Cartwheel’s product, on the other hand, combines coconut oil, mild cosmetic abrasives, and limonene derived from orange peels said to kill lice and nits when combined with gentle brushing. A metal comb, applicator brush and gloves are also included in the package.

Cartwheels’ marketing approach to lice, Shu says, emphasizes using “a lot of humor to destigmatize it” -- starting with the product name, Nit Happens. It includes a mascot character, a friendly lice-like cartoonish character named Professor Harry, who’s found both on the Nit Happens packaging and in educational materials.


“We use a lot of friendly language," Shu adds. “We’re talking to moms who are probably scared because there’s bugs crawling on their children. Viscerally, it's gross.”

So, Cartwheel assures them, “You didn’t sign up for lice – but we did.”

While the main user base for Nit Happens is parents in their 30s with kids aged three to 11 -- “usually moms making home healthcare decisions” -- they’re not whom Cartwheel is targeting in its outreach.

Instead, school nurses are in the bullseye, through such tactics as sampling at their trade shows, and distribution of samples, print and digital materials, posters, and coupons in both English and Spanish.  Cartwheel is also sponsoring the “Bluebonnet Awards” for excellence in school nursing, which is currently in a Texas-only test.
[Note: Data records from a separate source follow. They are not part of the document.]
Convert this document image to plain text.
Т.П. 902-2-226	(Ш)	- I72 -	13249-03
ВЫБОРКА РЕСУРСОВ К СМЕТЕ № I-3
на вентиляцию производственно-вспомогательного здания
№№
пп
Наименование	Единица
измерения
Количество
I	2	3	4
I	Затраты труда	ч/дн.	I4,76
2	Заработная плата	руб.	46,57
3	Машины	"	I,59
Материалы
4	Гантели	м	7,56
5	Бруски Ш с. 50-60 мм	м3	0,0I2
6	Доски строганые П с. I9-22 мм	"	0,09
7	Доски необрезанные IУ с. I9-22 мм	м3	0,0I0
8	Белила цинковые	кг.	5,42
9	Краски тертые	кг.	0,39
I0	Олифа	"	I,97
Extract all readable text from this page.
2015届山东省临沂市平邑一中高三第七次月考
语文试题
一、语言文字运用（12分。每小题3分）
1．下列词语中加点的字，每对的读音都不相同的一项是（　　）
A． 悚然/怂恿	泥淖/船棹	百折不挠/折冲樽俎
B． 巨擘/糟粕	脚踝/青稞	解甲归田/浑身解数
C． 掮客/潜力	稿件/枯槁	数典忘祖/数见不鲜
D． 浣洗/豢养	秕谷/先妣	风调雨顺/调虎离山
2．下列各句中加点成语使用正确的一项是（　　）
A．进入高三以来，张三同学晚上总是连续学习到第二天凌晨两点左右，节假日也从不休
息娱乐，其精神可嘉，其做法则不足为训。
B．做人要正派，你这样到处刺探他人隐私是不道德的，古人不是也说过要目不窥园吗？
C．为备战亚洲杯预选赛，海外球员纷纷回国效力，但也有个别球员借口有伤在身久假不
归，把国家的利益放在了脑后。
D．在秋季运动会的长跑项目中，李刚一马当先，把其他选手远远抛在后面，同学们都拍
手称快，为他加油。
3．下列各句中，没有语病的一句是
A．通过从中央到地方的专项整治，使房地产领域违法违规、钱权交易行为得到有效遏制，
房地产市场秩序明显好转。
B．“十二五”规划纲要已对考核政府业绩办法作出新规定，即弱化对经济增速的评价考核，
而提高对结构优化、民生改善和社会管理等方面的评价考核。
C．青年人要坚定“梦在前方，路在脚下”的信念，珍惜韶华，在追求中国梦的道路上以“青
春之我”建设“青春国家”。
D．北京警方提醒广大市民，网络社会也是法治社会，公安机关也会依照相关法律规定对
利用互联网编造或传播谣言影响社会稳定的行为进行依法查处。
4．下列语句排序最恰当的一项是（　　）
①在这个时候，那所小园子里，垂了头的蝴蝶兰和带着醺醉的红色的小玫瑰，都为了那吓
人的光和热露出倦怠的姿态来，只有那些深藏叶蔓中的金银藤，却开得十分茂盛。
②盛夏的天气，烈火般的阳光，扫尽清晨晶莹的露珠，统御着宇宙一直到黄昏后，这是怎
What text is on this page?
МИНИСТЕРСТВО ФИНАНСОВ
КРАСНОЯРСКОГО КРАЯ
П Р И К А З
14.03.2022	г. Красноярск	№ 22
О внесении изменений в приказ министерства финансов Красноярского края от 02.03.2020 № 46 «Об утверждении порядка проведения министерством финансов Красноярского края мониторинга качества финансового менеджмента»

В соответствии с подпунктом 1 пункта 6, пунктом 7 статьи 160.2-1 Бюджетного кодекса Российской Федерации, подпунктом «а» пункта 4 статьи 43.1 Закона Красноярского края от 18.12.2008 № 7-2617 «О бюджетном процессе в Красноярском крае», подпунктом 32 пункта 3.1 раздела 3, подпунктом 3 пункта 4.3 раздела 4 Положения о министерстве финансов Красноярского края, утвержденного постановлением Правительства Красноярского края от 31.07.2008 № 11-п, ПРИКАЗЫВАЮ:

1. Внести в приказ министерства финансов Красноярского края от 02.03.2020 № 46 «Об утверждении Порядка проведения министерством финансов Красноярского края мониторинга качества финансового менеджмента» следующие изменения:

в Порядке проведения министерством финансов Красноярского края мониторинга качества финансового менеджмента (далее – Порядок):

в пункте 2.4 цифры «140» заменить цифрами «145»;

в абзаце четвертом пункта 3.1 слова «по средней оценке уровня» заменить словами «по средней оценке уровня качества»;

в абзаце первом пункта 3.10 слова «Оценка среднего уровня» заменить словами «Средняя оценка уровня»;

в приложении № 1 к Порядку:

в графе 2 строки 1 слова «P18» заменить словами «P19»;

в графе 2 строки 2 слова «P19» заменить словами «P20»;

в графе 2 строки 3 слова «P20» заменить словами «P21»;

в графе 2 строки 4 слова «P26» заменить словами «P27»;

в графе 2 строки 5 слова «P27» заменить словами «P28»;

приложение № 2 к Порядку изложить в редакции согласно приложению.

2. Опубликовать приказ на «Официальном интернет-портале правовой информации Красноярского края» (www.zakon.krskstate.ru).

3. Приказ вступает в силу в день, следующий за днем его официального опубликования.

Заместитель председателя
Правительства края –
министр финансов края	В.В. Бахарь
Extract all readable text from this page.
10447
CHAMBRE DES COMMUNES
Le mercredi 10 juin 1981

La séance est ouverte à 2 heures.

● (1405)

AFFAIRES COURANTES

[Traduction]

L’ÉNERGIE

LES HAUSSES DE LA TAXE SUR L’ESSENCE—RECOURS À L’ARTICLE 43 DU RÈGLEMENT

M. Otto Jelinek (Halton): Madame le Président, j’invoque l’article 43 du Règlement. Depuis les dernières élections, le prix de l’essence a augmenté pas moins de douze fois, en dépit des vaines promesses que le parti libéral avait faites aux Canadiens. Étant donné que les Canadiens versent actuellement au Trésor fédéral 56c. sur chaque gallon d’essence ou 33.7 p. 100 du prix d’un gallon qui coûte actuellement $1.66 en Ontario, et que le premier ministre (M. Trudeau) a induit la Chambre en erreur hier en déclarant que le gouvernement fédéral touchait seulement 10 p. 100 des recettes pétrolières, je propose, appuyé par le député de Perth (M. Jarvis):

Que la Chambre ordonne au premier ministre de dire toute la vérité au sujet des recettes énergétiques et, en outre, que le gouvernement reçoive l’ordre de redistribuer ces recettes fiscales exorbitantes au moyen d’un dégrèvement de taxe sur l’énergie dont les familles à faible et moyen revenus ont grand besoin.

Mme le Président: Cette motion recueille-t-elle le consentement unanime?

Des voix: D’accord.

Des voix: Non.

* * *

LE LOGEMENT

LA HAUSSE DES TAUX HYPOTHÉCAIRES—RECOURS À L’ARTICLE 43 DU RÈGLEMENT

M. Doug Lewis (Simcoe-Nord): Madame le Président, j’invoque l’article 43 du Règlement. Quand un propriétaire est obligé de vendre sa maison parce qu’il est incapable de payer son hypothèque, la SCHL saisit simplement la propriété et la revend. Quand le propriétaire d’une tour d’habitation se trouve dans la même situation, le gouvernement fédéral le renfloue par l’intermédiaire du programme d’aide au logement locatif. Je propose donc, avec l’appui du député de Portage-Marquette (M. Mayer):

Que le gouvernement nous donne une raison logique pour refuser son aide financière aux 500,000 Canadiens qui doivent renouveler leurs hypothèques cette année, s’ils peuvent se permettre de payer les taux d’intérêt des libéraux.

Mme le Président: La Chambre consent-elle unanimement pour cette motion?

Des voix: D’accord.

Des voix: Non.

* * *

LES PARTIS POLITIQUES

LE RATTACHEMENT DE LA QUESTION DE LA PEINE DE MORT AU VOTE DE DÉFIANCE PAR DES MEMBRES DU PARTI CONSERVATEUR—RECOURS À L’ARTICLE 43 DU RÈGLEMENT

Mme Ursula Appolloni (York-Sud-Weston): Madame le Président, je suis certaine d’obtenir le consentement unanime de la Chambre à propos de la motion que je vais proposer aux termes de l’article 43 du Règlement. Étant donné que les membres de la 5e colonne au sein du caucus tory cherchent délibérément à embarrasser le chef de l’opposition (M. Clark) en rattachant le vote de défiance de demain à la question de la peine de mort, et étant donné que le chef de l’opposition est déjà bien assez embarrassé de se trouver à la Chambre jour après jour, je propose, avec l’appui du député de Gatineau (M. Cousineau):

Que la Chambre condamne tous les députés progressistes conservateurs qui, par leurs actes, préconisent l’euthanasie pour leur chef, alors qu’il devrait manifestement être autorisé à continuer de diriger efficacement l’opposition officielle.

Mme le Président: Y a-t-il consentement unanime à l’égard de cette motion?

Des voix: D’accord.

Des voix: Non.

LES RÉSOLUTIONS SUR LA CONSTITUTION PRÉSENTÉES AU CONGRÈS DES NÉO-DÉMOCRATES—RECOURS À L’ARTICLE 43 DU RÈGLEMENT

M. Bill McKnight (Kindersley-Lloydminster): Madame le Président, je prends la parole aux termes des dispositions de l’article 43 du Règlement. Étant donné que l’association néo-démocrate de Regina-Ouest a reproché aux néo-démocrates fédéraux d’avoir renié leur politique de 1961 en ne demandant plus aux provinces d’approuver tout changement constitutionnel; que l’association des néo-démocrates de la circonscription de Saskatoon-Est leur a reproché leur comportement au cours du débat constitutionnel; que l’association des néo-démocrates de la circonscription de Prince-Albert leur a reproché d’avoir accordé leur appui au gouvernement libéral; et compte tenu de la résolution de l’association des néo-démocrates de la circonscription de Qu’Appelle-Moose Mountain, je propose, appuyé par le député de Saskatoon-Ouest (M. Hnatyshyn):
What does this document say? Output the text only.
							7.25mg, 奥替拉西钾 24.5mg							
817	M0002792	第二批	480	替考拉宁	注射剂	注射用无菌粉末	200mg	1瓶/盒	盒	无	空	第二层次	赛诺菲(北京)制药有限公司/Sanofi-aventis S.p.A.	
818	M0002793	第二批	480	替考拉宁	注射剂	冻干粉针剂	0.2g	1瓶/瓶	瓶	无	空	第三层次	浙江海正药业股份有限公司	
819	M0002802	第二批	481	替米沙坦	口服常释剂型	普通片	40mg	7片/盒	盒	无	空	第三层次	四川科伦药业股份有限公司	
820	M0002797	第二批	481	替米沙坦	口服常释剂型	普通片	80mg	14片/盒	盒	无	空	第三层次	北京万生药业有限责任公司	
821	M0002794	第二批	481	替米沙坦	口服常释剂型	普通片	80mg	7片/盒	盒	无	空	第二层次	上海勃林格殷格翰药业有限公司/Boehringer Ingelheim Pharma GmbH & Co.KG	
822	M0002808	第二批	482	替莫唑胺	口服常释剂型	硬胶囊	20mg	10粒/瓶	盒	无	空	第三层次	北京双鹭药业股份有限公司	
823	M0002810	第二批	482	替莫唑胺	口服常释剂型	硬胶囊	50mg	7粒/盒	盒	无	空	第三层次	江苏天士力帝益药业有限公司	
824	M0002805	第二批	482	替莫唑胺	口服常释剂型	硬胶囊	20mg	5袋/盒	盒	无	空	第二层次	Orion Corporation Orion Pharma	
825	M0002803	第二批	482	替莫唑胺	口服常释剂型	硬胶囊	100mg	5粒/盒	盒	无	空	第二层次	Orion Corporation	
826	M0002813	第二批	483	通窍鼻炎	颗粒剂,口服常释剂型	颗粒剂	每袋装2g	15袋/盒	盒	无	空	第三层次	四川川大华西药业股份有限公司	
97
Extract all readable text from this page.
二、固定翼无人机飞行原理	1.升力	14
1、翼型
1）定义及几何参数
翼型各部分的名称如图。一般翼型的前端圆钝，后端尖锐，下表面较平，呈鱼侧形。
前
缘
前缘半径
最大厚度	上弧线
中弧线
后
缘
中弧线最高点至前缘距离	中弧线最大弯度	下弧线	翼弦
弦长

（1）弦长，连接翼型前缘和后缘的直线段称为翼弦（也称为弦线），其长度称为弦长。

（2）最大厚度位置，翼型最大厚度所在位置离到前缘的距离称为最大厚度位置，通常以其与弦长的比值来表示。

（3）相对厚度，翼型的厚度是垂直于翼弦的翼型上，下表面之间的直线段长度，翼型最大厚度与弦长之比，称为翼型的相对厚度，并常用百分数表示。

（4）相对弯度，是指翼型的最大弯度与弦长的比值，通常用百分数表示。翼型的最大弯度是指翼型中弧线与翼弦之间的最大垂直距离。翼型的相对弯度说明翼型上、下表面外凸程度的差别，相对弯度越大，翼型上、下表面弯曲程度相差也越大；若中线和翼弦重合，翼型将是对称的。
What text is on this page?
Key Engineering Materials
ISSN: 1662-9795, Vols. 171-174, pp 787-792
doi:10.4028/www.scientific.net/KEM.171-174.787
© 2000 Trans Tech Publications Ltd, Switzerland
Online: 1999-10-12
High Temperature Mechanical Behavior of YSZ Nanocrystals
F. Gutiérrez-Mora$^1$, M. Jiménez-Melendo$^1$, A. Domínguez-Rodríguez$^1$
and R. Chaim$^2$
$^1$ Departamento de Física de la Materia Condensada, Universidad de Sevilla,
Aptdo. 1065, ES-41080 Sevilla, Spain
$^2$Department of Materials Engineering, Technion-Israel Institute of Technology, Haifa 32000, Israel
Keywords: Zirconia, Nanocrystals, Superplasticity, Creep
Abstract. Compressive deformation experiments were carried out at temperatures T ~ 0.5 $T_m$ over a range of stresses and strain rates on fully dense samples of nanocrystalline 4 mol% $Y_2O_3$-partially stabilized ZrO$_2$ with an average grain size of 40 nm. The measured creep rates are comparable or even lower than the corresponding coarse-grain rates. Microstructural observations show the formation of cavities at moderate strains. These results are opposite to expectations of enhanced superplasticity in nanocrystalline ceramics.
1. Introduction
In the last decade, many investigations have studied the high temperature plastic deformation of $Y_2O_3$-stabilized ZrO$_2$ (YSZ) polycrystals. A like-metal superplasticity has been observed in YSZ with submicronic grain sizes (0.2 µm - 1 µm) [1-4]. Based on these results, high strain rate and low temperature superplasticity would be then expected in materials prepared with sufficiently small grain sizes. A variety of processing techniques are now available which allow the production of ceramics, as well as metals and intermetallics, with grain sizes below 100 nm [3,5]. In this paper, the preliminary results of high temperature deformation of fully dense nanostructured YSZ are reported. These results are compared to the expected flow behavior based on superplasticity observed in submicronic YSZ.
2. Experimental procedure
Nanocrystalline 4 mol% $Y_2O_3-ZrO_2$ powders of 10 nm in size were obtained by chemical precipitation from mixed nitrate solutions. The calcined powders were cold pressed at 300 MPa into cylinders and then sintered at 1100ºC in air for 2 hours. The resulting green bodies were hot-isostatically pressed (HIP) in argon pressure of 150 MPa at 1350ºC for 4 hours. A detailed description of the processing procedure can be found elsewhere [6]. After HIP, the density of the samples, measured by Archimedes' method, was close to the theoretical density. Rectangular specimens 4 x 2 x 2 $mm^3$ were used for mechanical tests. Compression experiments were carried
“They're in the trenches,” Shu says of the nurses. “Usually, a child is diagnosed at school. They’ll be scratching their head in class. They get sent to the nurse. We want the nurse to say, ‘we’ve got a sample or a coupon of this product.’  School nurses not only have budgets to purchase, they are big-time recommenders. And nurses are probably one of the most highly trusted people in our society, even more than doctors.”

Parents, on the other hand, often misdiagnose the problem. 

She cites herself as an example. “I was totally guilty. It’s my job, and I didn’t see it [lice],” she says of  a recent experience with one of her children. The boy complained about his head being itchy, and she had told him, “You’re not washing your hair good.”

“They’re just so tiny and hard to see,” she explains, “so I don't blame parents for missing it.”

To help with that problem, Cartwheel is developing an AI-powered lice detection app called Lice Lens, expected to be available in the spring, “You take a picture of what you’re seeing, and it will tell you if it’s lice or something else -- cookie crumbs, glitter… kids just put all kinds of exciting things in their hair.”

Also in the company’s natural products pipeline: a lice prevention spray and a treatment for (pink eye).

For now, though, Nit Happens is entering a huge market.

While head lice is tinged with shame  -- highly unfair since the bugs  reportedly only like clean hair, with the stigma caused by the disgust of others -- the condition affects an estimated six million to 12 million American children annually.

The U.S. lice treatment market, which includes both prescription drugs and OTC, was estimated at $320 million in 2024 and is expected to reach $500 million by 2032, according to S&S Insider.